I got over it just in time. In the just-concluded UAAP season, The Hub and I trooped to the Big Dome for Game 1 of the championship between the Ateneo Blue Eagles and the FEU Tamaraws. I felt like a giddy teenager again, blending into a sea of blue shirts. Team support this time was enormous compared to when I was in college – probably because we lost all the time then.
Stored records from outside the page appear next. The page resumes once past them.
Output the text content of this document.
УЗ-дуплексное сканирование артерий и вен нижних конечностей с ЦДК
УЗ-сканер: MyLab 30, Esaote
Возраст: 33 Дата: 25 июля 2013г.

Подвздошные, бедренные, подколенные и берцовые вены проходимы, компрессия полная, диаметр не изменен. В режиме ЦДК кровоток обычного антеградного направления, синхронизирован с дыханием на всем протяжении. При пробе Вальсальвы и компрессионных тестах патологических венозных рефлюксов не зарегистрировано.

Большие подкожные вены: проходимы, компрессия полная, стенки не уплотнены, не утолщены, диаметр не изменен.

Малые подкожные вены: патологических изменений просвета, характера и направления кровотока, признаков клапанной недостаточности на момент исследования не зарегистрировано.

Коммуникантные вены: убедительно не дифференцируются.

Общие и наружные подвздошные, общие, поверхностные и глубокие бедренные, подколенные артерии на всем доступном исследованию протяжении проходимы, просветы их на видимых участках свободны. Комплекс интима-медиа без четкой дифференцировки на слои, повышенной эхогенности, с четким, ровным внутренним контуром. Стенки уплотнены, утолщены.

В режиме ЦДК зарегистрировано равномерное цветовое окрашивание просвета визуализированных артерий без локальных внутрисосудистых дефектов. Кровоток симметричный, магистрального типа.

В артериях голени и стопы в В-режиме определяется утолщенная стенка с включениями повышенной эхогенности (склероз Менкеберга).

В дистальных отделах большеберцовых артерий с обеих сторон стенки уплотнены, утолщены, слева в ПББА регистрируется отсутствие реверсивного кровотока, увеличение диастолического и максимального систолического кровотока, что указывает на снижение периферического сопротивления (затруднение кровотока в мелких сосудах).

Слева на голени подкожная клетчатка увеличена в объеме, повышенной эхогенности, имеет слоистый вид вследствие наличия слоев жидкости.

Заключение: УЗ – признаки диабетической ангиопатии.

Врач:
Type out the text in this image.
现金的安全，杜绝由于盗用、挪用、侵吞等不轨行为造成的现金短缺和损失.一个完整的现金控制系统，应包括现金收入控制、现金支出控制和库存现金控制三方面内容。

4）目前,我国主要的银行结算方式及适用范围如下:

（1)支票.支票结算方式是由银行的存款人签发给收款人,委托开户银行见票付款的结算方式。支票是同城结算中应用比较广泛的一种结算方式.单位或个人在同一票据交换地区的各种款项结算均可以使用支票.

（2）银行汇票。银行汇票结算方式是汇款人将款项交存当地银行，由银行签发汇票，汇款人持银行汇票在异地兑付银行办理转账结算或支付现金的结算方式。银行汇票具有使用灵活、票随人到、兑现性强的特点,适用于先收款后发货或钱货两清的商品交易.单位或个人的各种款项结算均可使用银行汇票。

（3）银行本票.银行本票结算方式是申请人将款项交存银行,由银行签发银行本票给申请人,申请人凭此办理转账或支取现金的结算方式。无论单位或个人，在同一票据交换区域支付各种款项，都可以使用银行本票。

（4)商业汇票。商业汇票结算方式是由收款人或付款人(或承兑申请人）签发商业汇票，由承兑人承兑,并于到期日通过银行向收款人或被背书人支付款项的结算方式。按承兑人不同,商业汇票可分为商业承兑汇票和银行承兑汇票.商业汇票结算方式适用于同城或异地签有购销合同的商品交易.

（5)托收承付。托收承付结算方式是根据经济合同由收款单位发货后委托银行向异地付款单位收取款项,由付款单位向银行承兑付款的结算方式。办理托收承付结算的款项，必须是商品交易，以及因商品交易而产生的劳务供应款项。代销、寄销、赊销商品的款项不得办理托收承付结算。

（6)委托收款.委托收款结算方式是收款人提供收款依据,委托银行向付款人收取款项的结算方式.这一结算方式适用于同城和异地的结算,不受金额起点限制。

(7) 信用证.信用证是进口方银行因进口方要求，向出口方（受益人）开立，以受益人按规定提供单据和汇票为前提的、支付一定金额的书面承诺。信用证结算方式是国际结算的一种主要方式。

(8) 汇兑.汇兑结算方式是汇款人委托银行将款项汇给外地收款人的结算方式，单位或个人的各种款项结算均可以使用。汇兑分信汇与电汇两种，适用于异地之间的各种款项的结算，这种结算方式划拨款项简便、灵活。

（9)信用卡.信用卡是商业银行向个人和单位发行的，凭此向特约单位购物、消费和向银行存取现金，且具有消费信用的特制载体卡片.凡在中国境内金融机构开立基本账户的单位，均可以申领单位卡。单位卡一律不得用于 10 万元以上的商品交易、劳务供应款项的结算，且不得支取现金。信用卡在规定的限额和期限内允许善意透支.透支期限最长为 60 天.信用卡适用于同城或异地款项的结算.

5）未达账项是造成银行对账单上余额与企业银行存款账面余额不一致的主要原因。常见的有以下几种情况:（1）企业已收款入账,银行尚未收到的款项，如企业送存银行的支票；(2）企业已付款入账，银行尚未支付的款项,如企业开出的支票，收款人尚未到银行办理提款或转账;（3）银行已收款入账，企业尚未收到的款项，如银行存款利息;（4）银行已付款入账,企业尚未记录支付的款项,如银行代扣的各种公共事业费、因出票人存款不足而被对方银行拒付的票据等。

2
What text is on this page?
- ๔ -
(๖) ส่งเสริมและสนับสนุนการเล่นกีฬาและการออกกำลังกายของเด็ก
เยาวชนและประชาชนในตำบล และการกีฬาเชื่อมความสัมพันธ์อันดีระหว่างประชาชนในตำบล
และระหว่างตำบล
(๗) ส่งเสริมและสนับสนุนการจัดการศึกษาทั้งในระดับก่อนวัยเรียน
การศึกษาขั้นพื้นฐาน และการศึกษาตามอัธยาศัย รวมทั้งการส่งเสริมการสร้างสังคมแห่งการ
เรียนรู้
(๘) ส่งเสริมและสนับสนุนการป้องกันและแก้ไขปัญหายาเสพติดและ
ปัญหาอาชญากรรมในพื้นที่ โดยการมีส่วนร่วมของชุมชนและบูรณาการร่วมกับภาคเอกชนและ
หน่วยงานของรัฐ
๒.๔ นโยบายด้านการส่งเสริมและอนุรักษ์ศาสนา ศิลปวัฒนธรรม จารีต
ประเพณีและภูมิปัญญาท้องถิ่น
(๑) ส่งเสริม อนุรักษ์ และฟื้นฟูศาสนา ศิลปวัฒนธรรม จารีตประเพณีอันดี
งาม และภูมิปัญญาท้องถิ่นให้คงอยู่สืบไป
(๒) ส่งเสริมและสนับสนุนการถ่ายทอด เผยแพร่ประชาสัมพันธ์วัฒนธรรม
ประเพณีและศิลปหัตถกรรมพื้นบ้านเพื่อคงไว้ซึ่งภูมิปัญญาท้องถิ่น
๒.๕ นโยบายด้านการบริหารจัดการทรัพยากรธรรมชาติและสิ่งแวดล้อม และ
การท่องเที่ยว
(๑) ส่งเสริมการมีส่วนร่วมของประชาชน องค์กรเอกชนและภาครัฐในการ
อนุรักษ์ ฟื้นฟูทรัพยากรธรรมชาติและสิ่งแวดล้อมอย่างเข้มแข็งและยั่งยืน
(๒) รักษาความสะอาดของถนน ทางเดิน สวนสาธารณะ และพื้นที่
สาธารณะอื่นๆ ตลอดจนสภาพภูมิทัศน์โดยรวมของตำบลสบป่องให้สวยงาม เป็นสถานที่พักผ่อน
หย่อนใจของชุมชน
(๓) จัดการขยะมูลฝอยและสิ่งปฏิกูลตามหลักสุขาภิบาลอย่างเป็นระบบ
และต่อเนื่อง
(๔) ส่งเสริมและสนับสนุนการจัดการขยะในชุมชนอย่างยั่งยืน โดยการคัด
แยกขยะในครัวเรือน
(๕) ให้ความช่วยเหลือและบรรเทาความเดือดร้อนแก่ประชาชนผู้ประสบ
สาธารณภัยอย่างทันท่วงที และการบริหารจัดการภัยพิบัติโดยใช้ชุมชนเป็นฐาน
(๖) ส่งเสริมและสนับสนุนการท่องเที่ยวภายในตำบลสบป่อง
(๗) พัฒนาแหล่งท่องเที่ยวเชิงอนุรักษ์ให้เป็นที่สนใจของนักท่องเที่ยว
The lower box seats were sold out by the time The Hub and I got to the ticket booth, so to the very top section it was, bad news for my myopic eyes.

It was a dream game from beginning to end. (Of course, FEU would probably beg to differ.) And everything was exactly the same as when I watched our team years and years ago, apart from the fact that we actually won this time: the drums were still loud enough to get even your kidneys to quiver, the cheers were the same even if I still didn’t understand half of them, the sea of blue shirts was still there. I felt so high I could smell sweet smoke.

I had to keep from crowing and crowing about the game afterwards lest The Hub wear his hat again. But the next day, I got the kids to wear blue.

I didn’t make it to Game 2 (where, incidentally, the Blue Eagles won our third consecutive championship) but I did manage to see the last five minutes on TV. A sweet, sweet victory. Blue Eagle the King!